港の倉庫を改築し、1階には販売しているバイクの展示やお客さん同士が交流できる休憩スペースみたいなものがある。2階はバイクに関する様々なアイテムだけでなく、自動車や自転車などのアイテムも置いている。そのため、バイク乗りの人たち以外も来店するため、客層の幅は広い。
従業員は僕を含めて4人。
店長−武史さん(60歳)
アルバイト(男子高校生)−友樹(18歳)
アルバイト(女子高校生)−唯(18歳)
日中は僕と店長で店を切り盛りする。
ほとんどは、店長が接客対応で、僕はバイクの修理や整備をしている。そのため、僕はどんなお客さんが来ているのか、分からないこともある。
そんなこんなで職場に到着した。
「店長、おはようございます」
「おはよう。今日も修理や整備に関する依頼が多いな。1人で大丈夫か?」
「いつも1人でやってますから。
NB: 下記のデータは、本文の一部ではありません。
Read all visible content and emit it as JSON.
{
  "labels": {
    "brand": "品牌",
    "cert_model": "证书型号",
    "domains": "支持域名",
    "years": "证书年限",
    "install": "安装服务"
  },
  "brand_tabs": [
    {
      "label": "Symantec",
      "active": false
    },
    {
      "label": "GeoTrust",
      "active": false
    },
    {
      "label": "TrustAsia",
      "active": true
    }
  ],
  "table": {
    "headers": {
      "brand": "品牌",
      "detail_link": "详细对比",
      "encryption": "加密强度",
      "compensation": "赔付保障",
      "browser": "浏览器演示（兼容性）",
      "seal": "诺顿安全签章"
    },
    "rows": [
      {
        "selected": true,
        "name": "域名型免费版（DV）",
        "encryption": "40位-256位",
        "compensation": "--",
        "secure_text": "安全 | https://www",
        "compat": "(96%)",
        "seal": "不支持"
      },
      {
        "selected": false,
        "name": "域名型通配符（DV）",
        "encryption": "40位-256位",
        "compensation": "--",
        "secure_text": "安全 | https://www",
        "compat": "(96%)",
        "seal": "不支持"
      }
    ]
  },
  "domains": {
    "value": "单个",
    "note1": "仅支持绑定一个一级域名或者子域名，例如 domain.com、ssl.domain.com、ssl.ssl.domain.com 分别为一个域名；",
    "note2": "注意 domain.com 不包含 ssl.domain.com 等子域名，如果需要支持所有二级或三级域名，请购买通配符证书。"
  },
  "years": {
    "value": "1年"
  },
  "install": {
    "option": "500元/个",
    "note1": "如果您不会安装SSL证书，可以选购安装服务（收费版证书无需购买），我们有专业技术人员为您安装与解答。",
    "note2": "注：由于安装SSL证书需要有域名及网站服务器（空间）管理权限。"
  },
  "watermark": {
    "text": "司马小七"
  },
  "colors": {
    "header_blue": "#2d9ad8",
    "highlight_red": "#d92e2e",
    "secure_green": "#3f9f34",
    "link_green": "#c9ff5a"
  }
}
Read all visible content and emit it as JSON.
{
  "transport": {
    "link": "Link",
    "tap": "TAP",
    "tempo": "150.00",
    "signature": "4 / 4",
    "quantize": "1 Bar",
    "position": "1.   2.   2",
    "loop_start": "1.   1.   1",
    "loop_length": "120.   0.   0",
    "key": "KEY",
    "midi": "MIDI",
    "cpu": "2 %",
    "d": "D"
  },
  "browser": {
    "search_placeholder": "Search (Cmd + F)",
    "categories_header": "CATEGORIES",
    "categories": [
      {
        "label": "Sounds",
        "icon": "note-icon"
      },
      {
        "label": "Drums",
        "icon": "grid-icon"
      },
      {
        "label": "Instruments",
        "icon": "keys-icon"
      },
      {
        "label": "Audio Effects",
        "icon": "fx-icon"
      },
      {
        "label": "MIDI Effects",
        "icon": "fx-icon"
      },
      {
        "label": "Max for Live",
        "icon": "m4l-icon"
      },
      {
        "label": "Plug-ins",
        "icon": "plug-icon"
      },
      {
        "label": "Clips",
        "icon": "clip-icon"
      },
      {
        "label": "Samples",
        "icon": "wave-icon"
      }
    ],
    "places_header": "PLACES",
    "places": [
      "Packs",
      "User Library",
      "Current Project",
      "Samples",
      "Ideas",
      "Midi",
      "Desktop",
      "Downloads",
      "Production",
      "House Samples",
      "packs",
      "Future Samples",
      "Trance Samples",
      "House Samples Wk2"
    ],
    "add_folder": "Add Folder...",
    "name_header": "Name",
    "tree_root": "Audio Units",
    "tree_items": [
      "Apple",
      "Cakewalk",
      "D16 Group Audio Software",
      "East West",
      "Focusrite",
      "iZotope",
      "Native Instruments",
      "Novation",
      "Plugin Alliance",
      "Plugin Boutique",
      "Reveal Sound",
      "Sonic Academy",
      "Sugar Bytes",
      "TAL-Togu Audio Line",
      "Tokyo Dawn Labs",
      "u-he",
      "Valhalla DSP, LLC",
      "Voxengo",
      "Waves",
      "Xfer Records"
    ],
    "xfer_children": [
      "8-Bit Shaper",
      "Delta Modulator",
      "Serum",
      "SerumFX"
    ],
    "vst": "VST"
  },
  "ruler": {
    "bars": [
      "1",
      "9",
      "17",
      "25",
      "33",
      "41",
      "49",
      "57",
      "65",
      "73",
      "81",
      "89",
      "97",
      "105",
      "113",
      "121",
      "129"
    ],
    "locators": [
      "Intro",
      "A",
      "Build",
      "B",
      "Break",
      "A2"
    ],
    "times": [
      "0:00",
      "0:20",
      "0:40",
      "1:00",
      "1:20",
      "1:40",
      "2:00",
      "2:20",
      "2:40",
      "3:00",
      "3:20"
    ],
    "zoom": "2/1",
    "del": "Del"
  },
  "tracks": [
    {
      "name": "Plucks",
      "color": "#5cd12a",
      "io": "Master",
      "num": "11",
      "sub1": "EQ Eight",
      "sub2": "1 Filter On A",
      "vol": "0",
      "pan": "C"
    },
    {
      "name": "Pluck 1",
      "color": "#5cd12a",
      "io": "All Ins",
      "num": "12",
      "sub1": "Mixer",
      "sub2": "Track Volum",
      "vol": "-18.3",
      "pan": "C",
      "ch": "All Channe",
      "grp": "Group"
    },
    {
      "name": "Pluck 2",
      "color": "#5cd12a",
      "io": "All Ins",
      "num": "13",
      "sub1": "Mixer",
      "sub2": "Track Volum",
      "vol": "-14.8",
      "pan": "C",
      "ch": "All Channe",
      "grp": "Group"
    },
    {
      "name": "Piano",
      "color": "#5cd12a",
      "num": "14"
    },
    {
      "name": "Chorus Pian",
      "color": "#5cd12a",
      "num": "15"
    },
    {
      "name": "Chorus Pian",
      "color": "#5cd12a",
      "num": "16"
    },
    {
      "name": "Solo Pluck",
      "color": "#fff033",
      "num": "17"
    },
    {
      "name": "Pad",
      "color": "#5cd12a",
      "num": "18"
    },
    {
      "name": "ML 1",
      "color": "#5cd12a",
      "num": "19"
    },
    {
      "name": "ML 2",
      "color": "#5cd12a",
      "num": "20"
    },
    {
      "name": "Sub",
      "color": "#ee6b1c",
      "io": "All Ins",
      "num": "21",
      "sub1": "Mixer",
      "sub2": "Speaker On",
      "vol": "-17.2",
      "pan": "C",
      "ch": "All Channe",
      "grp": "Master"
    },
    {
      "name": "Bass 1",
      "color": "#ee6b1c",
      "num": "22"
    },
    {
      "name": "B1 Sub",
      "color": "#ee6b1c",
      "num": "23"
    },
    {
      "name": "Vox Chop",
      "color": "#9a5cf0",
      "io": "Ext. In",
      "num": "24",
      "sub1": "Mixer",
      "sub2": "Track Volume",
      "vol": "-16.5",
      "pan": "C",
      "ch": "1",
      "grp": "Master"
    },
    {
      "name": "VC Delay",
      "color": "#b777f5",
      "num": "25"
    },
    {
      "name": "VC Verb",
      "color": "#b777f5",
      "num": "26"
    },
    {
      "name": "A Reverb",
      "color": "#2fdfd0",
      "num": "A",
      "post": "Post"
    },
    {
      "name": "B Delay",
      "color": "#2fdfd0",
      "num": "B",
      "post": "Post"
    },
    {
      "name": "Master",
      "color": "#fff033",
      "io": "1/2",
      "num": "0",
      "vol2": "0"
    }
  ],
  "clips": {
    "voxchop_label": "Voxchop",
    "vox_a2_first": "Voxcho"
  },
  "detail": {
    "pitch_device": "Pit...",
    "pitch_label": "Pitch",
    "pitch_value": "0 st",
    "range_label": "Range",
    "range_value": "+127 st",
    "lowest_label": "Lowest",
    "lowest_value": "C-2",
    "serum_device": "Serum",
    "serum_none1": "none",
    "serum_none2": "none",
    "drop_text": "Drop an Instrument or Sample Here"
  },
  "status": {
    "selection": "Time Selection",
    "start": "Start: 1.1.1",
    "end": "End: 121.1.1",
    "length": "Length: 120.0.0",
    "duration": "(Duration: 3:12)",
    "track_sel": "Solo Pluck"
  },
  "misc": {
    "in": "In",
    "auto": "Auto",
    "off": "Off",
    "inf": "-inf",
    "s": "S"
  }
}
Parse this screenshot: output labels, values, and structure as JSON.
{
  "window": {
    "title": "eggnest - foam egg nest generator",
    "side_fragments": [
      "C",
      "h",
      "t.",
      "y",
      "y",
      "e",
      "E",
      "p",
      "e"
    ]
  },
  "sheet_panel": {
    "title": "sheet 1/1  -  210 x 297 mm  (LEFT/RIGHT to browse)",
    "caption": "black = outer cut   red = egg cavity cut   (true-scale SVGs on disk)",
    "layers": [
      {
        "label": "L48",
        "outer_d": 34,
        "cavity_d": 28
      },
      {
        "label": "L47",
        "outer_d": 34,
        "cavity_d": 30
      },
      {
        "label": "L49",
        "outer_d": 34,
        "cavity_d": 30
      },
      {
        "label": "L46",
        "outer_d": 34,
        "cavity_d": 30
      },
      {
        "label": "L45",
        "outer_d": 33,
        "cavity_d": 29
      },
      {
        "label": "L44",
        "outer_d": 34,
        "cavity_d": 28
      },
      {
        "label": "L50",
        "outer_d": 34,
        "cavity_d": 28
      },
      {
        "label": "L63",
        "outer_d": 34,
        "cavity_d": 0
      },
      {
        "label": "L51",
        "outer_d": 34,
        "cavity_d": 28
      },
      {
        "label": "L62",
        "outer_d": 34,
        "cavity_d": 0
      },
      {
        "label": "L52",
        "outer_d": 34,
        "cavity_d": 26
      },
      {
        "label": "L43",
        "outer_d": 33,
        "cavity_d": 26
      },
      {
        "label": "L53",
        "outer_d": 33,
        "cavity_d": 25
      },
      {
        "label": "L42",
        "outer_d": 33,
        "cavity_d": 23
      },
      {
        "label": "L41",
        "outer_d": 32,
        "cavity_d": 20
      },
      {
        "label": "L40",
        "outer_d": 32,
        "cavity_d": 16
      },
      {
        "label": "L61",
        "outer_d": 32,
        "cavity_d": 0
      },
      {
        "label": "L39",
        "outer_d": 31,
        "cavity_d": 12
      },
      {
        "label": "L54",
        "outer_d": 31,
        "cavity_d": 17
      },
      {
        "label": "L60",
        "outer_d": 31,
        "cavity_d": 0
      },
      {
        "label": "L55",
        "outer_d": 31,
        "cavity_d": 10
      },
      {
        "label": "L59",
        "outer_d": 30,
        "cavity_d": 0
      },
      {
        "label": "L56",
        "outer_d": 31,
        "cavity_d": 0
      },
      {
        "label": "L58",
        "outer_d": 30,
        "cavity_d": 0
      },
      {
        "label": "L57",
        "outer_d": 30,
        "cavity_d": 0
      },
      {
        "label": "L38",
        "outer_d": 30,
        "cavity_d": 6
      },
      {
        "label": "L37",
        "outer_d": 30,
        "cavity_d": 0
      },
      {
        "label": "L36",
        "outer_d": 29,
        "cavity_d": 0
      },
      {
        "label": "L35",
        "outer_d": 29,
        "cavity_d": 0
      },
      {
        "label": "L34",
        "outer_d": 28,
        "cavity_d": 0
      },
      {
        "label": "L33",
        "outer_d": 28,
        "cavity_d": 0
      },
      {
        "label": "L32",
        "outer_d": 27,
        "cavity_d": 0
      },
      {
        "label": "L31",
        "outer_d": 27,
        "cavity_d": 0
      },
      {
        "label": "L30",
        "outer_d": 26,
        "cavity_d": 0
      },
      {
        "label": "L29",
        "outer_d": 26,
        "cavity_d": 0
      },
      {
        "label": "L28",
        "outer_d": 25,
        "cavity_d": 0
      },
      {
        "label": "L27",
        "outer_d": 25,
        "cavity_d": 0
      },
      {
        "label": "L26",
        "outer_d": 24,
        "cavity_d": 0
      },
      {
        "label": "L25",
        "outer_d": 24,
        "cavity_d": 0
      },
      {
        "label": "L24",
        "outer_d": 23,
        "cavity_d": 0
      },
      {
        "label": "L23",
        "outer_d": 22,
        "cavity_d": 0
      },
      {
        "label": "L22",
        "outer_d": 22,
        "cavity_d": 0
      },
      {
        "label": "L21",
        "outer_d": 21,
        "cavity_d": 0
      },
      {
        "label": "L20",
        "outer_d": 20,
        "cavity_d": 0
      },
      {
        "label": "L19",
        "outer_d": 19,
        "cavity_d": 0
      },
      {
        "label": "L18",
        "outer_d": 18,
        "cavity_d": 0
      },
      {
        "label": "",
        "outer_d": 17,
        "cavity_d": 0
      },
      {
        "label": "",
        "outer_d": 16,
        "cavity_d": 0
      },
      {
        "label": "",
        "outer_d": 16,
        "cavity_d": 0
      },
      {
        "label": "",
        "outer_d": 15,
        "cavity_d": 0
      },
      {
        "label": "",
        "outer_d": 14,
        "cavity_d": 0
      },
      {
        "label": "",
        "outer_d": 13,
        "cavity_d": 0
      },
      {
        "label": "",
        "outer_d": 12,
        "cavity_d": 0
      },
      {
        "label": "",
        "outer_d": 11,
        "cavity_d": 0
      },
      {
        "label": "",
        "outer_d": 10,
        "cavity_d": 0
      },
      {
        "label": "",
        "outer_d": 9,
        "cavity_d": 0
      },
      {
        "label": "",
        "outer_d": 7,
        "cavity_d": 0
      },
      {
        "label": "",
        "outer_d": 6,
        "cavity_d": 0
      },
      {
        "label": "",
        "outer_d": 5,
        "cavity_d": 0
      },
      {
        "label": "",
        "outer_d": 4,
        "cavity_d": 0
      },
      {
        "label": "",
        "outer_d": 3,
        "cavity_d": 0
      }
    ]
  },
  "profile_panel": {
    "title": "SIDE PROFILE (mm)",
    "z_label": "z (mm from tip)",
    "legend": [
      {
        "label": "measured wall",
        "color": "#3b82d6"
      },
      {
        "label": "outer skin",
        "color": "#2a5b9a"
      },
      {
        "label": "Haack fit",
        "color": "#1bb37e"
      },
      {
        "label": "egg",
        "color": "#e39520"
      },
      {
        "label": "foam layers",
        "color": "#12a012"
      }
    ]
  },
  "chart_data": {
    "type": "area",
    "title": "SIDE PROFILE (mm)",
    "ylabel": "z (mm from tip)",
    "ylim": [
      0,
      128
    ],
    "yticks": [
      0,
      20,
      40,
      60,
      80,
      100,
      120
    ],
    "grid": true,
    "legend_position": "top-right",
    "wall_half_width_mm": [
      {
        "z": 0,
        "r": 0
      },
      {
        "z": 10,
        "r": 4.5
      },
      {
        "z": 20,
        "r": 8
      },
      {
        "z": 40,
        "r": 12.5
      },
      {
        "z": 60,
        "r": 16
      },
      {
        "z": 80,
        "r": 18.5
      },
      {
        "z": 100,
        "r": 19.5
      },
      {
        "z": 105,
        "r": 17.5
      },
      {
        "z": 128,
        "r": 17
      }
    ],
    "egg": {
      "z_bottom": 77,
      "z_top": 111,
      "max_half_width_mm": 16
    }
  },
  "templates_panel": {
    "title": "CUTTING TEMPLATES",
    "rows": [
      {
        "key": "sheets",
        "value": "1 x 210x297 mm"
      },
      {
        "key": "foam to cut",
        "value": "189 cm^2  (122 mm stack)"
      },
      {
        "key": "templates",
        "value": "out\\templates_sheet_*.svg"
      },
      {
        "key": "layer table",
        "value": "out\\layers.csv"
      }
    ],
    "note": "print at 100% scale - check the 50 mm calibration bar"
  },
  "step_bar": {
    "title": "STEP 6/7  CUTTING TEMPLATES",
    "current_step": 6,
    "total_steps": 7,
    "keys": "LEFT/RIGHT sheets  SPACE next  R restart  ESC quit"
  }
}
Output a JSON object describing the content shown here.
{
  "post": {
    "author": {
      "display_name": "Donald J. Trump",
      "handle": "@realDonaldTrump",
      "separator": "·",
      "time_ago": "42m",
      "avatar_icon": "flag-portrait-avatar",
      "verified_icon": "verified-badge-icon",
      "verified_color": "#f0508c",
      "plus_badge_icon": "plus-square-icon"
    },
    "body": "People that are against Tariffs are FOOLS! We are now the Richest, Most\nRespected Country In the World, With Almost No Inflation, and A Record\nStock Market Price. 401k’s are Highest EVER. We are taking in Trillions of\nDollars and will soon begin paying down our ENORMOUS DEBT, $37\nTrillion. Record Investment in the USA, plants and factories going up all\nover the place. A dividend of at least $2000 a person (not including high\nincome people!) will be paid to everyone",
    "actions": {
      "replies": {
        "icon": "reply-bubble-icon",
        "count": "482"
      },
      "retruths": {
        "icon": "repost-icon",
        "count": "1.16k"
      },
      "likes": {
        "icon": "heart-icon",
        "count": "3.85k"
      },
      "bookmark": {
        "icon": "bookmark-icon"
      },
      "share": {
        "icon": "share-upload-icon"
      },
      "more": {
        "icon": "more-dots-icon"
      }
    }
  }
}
てか、他にも雇うことできますよね?」
「佐藤くんほどの腕のある整備士はどこ探してもいないからね。君一人で100人分の働きしてくれるじゃない」
店長はこの市で有名な地主であり、至る所の土地を様々な企業等に貸し出している。そのため、資産は計り知れないが、そこまで突っ込んだ話はできない。
店長にとってこの店は趣味のようなものであるが、僕にとっては自分の唯一の個性が生かせる貴重な職場だ。